Getting Started#

Choose A Path#

Use this table to pick the first workflow:

Goal	Use this path	Requires catalog config
Build a Cytomining Parquet warehouse from image files	`export-cytomining` / `export_store_to_cytomining_warehouse`	No
Validate profile schemas and join keys	`validate-contract` / `validate_microscopy_profile_table`	No
Publish canonical metadata to Iceberg tables	`register`, `ingest`, `publish-chunks`	Yes
Read canonical metadata from Iceberg and export to Parquet warehouse	`export-cytomining-catalog`	Yes

Base install:

pip install iceberg-bioimage

Optional integrations:

pip install 'iceberg-bioimage[duckdb]'
pip install 'iceberg-bioimage[ome-arrow]'

If you use uv, the equivalent is:

uv sync
uv sync --group duckdb
uv sync --group ome-arrow

Create a Parquet warehouse directly from an image store:

iceberg-bioimage export-cytomining \
  --warehouse-root warehouse-root \
  data/experiment.zarr

Validate a profile table join contract:

iceberg-bioimage validate-contract data/profiles.parquet

Commands using --catalog require a configured PyIceberg catalog.

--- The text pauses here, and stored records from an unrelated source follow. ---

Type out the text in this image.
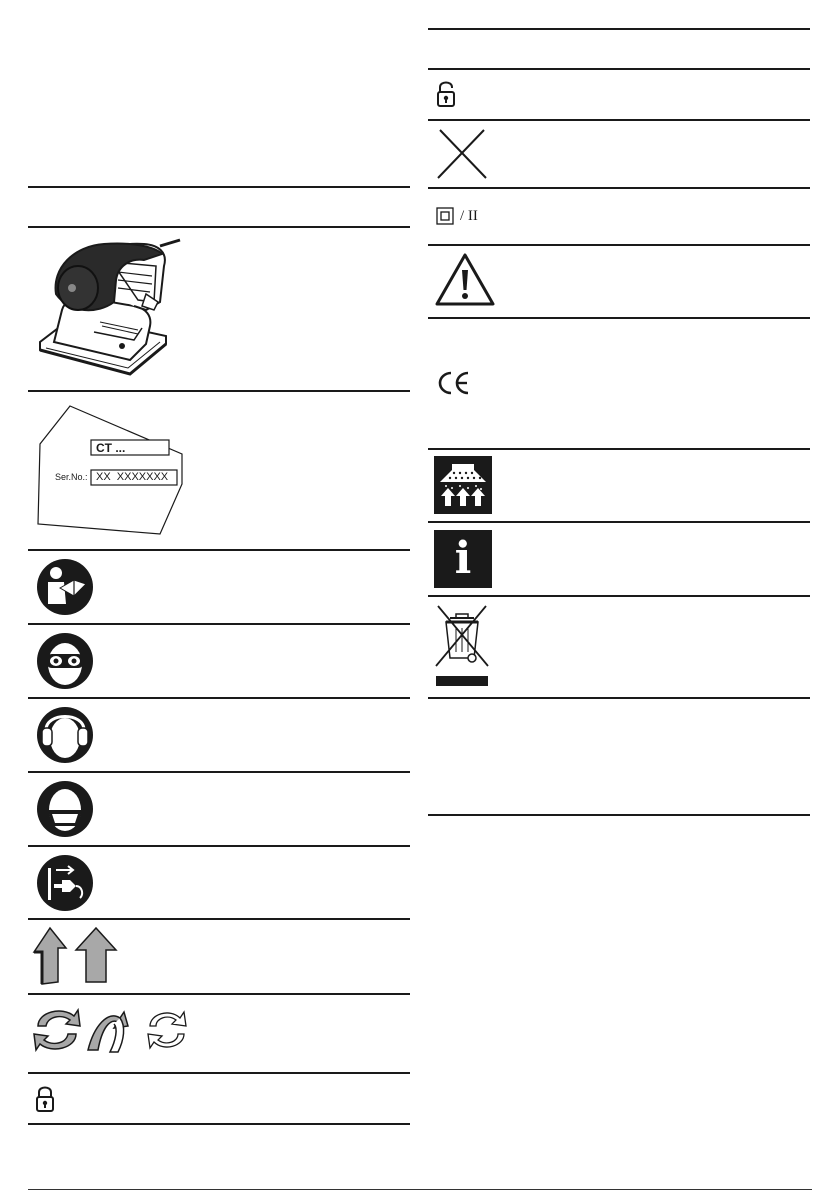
CT ...
Ser.No.: XX  XXXXXXX
/ II
i
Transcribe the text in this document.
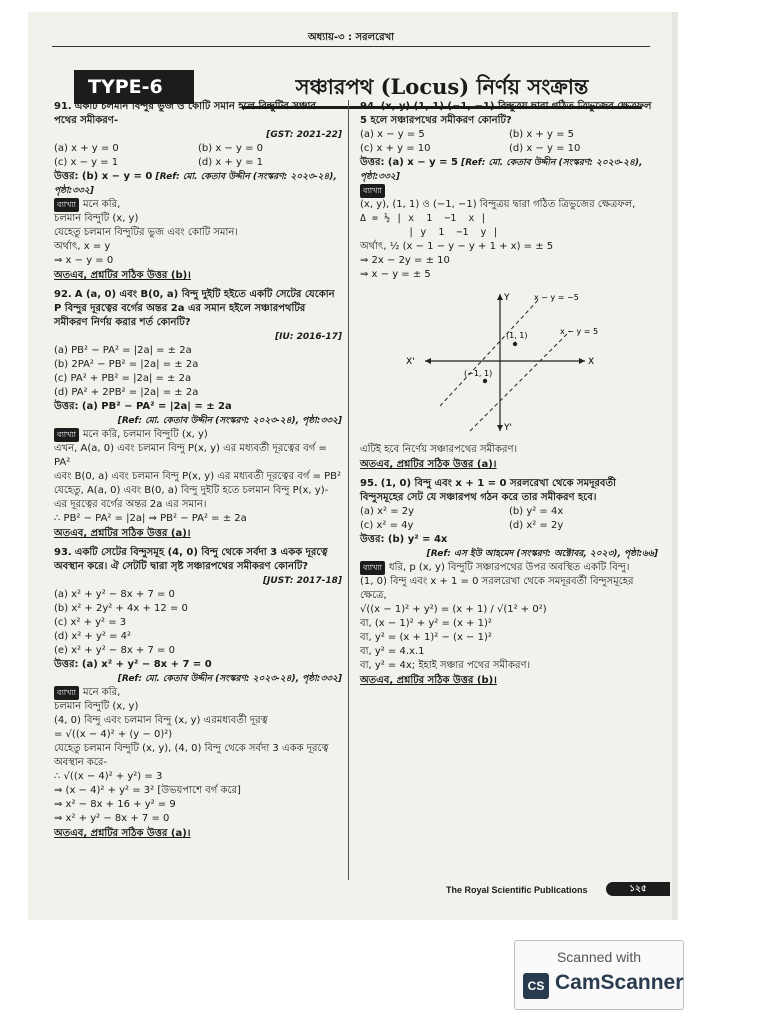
অধ্যায়-৩ : সরলরেখা
TYPE-6	সঞ্চারপথ (Locus) নির্ণয় সংক্রান্ত
91. একটি চলমান বিন্দুর ভুজ ও কোটি সমান হলে বিন্দুটির সঞ্চার পথের সমীকরণ-
[GST: 2021-22]
(a) x + y = 0	(b) x − y = 0
(c) x − y = 1	(d) x + y = 1
উত্তর: (b) x − y = 0 [Ref: মো. কেতাব উদ্দীন (সংস্করণ: ২০২৩-২৪), পৃষ্ঠা:৩৩২]
ব্যাখ্যা মনে করি,
চলমান বিন্দুটি (x, y)
যেহেতু চলমান বিন্দুটির ভুজ এবং কোটি সমান।
অর্থাৎ, x = y
⇒ x − y = 0
অতএব, প্রশ্নটির সঠিক উত্তর (b)।
92. A (a, 0) এবং B(0, a) বিন্দু দুইটি হইতে একটি সেটের যেকোন P বিন্দুর দূরত্বের বর্গের অন্তর 2a এর সমান হইলে সঞ্চারপথটির সমীকরণ নির্ণয় করার শর্ত কোনটি?
[IU: 2016-17]
(a) PB² − PA² = |2a| = ± 2a
(b) 2PA² − PB² = |2a| = ± 2a
(c) PA² + PB² = |2a| = ± 2a
(d) PA² + 2PB² = |2a| = ± 2a
উত্তর: (a) PB² − PA² = |2a| = ± 2a
[Ref: মো. কেতাব উদ্দীন (সংস্করণ: ২০২৩-২৪), পৃষ্ঠা:৩৩২]
ব্যাখ্যা মনে করি, চলমান বিন্দুটি (x, y)
এখন, A(a, 0) এবং চলমান বিন্দু P(x, y) এর মধ্যবর্তী দূরত্বের বর্গ = PA²
এবং B(0, a) এবং চলমান বিন্দু P(x, y) এর মধ্যবর্তী দূরত্বের বর্গ = PB²
যেহেতু, A(a, 0) এবং B(0, a) বিন্দু দুইটি হতে চলমান বিন্দু P(x, y)- এর দূরত্বের বর্গের অন্তর 2a এর সমান।
∴ PB² − PA² = |2a| ⇒ PB² − PA² = ± 2a
অতএব, প্রশ্নটির সঠিক উত্তর (a)।
93. একটি সেটের বিন্দুসমূহ (4, 0) বিন্দু থেকে সর্বদা 3 একক দূরত্বে অবস্থান করে। ঐ সেটটি দ্বারা সৃষ্ট সঞ্চারপথের সমীকরণ কোনটি?
[JUST: 2017-18]
(a) x² + y² − 8x + 7 = 0
(b) x² + 2y² + 4x + 12 = 0
(c) x² + y² = 3
(d) x² + y² = 4²
(e) x² + y² − 8x + 7 = 0
উত্তর: (a) x² + y² − 8x + 7 = 0
[Ref: মো. কেতাব উদ্দীন (সংস্করণ: ২০২৩-২৪), পৃষ্ঠা:৩৩২]
ব্যাখ্যা মনে করি,
চলমান বিন্দুটি (x, y)
(4, 0) বিন্দু এবং চলমান বিন্দু (x, y) এরমধ্যবর্তী দূরত্ব
= √((x − 4)² + (y − 0)²)
যেহেতু চলমান বিন্দুটি (x, y), (4, 0) বিন্দু থেকে সর্বদা 3 একক দূরত্বে অবস্থান করে-
∴ √((x − 4)² + y²) = 3
⇒ (x − 4)² + y² = 3² [উভয়পাশে বর্গ করে]
⇒ x² − 8x + 16 + y² = 9
⇒ x² + y² − 8x + 7 = 0
অতএব, প্রশ্নটির সঠিক উত্তর (a)।
94. (x, y) (1, 1) (−1, −1) বিন্দুত্রয় দ্বারা গঠিত ত্রিভুজের ক্ষেত্রফল 5 হলে সঞ্চারপথের সমীকরণ কোনটি?
(a) x − y = 5	(b) x + y = 5
(c) x + y = 10	(d) x − y = 10
উত্তর: (a) x − y = 5 [Ref: মো. কেতাব উদ্দীন (সংস্করণ: ২০২৩-২৪), পৃষ্ঠা:৩৩২]
ব্যাখ্যা
(x, y), (1, 1) ও (−1, −1) বিন্দুত্রয় দ্বারা গঠিত ত্রিভুজের ক্ষেত্রফল,
Δ = ½ | x  1  −1  x |
| y  1  −1  y |
অর্থাৎ, ½ (x − 1 − y − y + 1 + x) = ± 5
⇒ 2x − 2y = ± 10
⇒ x − y = ± 5
Y
Y'
X
X'
(1, 1)
(−1, 1)
x − y = −5
x − y = 5
এটিই হবে নির্ণেয় সঞ্চারপথের সমীকরণ।
অতএব, প্রশ্নটির সঠিক উত্তর (a)।
95. (1, 0) বিন্দু এবং x + 1 = 0 সরলরেখা থেকে সমদূরবর্তী বিন্দুসমূহের সেট যে সঞ্চারপথ গঠন করে তার সমীকরণ হবে।
(a) x² = 2y	(b) y² = 4x
(c) x² = 4y	(d) x² = 2y
উত্তর: (b) y² = 4x
[Ref: এস ইউ আহমেদ (সংস্করণ: অক্টোবর, ২০২৩), পৃষ্ঠা:৬৬]
ব্যাখ্যা ধরি, p (x, y) বিন্দুটি সঞ্চারপথের উপর অবস্থিত একটি বিন্দু।
(1, 0) বিন্দু এবং x + 1 = 0 সরলরেখা থেকে সমদূরবর্তী বিন্দুসমূহের ক্ষেত্রে,
√((x − 1)² + y²) = (x + 1) / √(1² + 0²)
বা, (x − 1)² + y² = (x + 1)²
বা, y² = (x + 1)² − (x − 1)²
বা, y² = 4.x.1
বা, y² = 4x; ইহাই সঞ্চার পথের সমীকরণ।
অতএব, প্রশ্নটির সঠিক উত্তর (b)।
The Royal Scientific Publications	১২৫
Scanned with
CS CamScanner
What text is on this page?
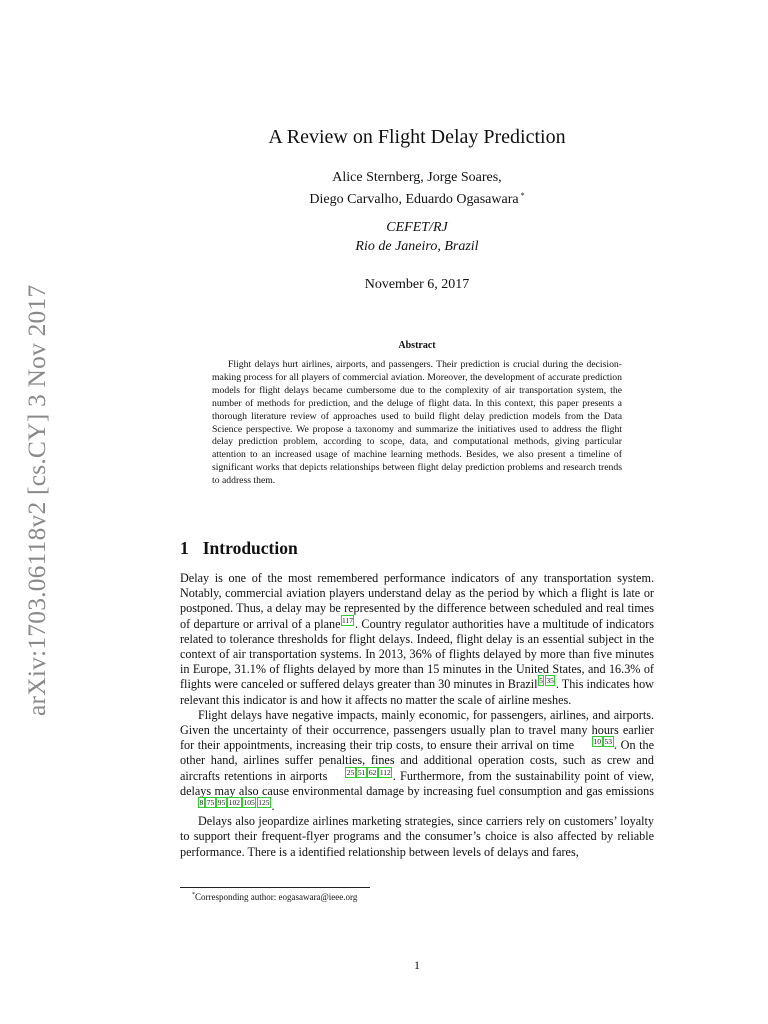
arXiv:1703.06118v2 [cs.CY] 3 Nov 2017
A Review on Flight Delay Prediction
Alice Sternberg, Jorge Soares,
Diego Carvalho, Eduardo Ogasawara *
CEFET/RJ
Rio de Janeiro, Brazil
November 6, 2017
Abstract

Flight delays hurt airlines, airports, and passengers. Their prediction is crucial during the decision-making process for all players of commercial aviation. Moreover, the development of accurate prediction models for flight delays became cumbersome due to the complexity of air transportation system, the number of methods for prediction, and the deluge of flight data. In this context, this paper presents a thorough literature review of approaches used to build flight delay prediction models from the Data Science perspective. We propose a taxonomy and summarize the initiatives used to address the flight delay prediction problem, according to scope, data, and computational methods, giving particular attention to an increased usage of machine learning methods. Besides, we also present a timeline of significant works that depicts relationships between flight delay prediction problems and research trends to address them.

1 Introduction

Delay is one of the most remembered performance indicators of any transportation system. Notably, commercial aviation players understand delay as the period by which a flight is late or postponed. Thus, a delay may be represented by the difference between scheduled and real times of departure or arrival of a plane 117 . Country regulator authorities have a multitude of indicators related to tolerance thresholds for flight delays. Indeed, flight delay is an essential subject in the context of air transportation systems. In 2013, 36% of flights delayed by more than five minutes in Europe, 31.1% of flights delayed by more than 15 minutes in the United States, and 16.3% of flights were canceled or suffered delays greater than 30 minutes in Brazil 5 35 . This indicates how relevant this indicator is and how it affects no matter the scale of airline meshes.

Flight delays have negative impacts, mainly economic, for passengers, airlines, and airports. Given the uncertainty of their occurrence, passengers usually plan to travel many hours earlier for their appointments, increasing their trip costs, to ensure their arrival on time	10 53 . On the other hand, airlines suffer penalties, fines and additional operation costs, such as crew and aircrafts retentions in airports	25 51 62 112 . Furthermore, from the sustainability point of view, delays may also cause environmental damage by increasing fuel consumption and gas emissions8 75 95 102 105 125 .

Delays also jeopardize airlines marketing strategies, since carriers rely on customers’ loyalty to support their frequent-flyer programs and the consumer’s choice is also affected by reliable performance. There is a identified relationship between levels of delays and fares,

*Corresponding author: eogasawara@ieee.org
1
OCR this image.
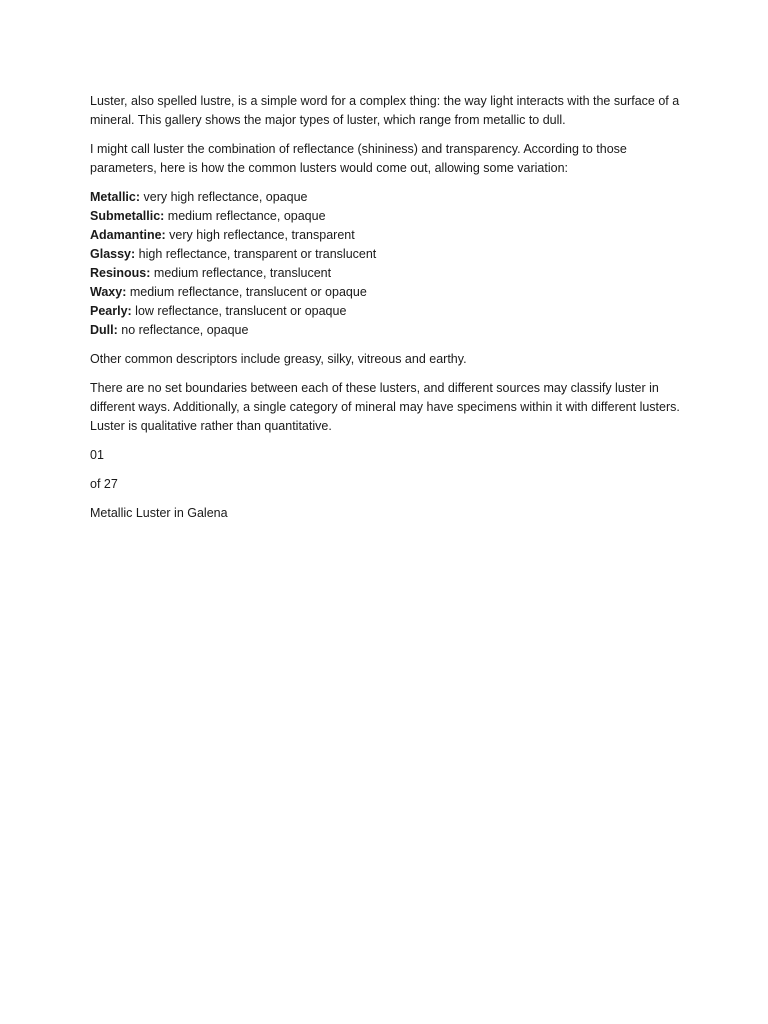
Luster, also spelled lustre, is a simple word for a complex thing: the way light interacts with the surface of a mineral. This gallery shows the major types of luster, which range from metallic to dull.

I might call luster the combination of reflectance (shininess) and transparency. According to those parameters, here is how the common lusters would come out, allowing some variation:

Metallic: very high reflectance, opaque
Submetallic: medium reflectance, opaque
Adamantine: very high reflectance, transparent
Glassy: high reflectance, transparent or translucent
Resinous: medium reflectance, translucent
Waxy: medium reflectance, translucent or opaque
Pearly: low reflectance, translucent or opaque
Dull: no reflectance, opaque

Other common descriptors include greasy, silky, vitreous and earthy.

There are no set boundaries between each of these lusters, and different sources may classify luster in different ways. Additionally, a single category of mineral may have specimens within it with different lusters. Luster is qualitative rather than quantitative.

01

of 27

Metallic Luster in Galena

For setup and examples, see Catalog Setup.

Recommended namespace for new projects:

The publishing/read helpers also support namespace fallback for existing layouts where tables already exist under bioimage.

DuckDB helpers require the optional duckdb dependency group: install with pip install 'iceberg-bioimage[duckdb]' or uv sync --group duckdb.
Profiles do not satisfy the microscopy join contract: run iceberg-bioimage validate-contract ... and provide --profile-dataset-id when dataset_id is missing but implied.
Missing table: ... with catalog-backed joins/exports: confirm catalog name, namespace, and table names (image_assets, optional chunk_index).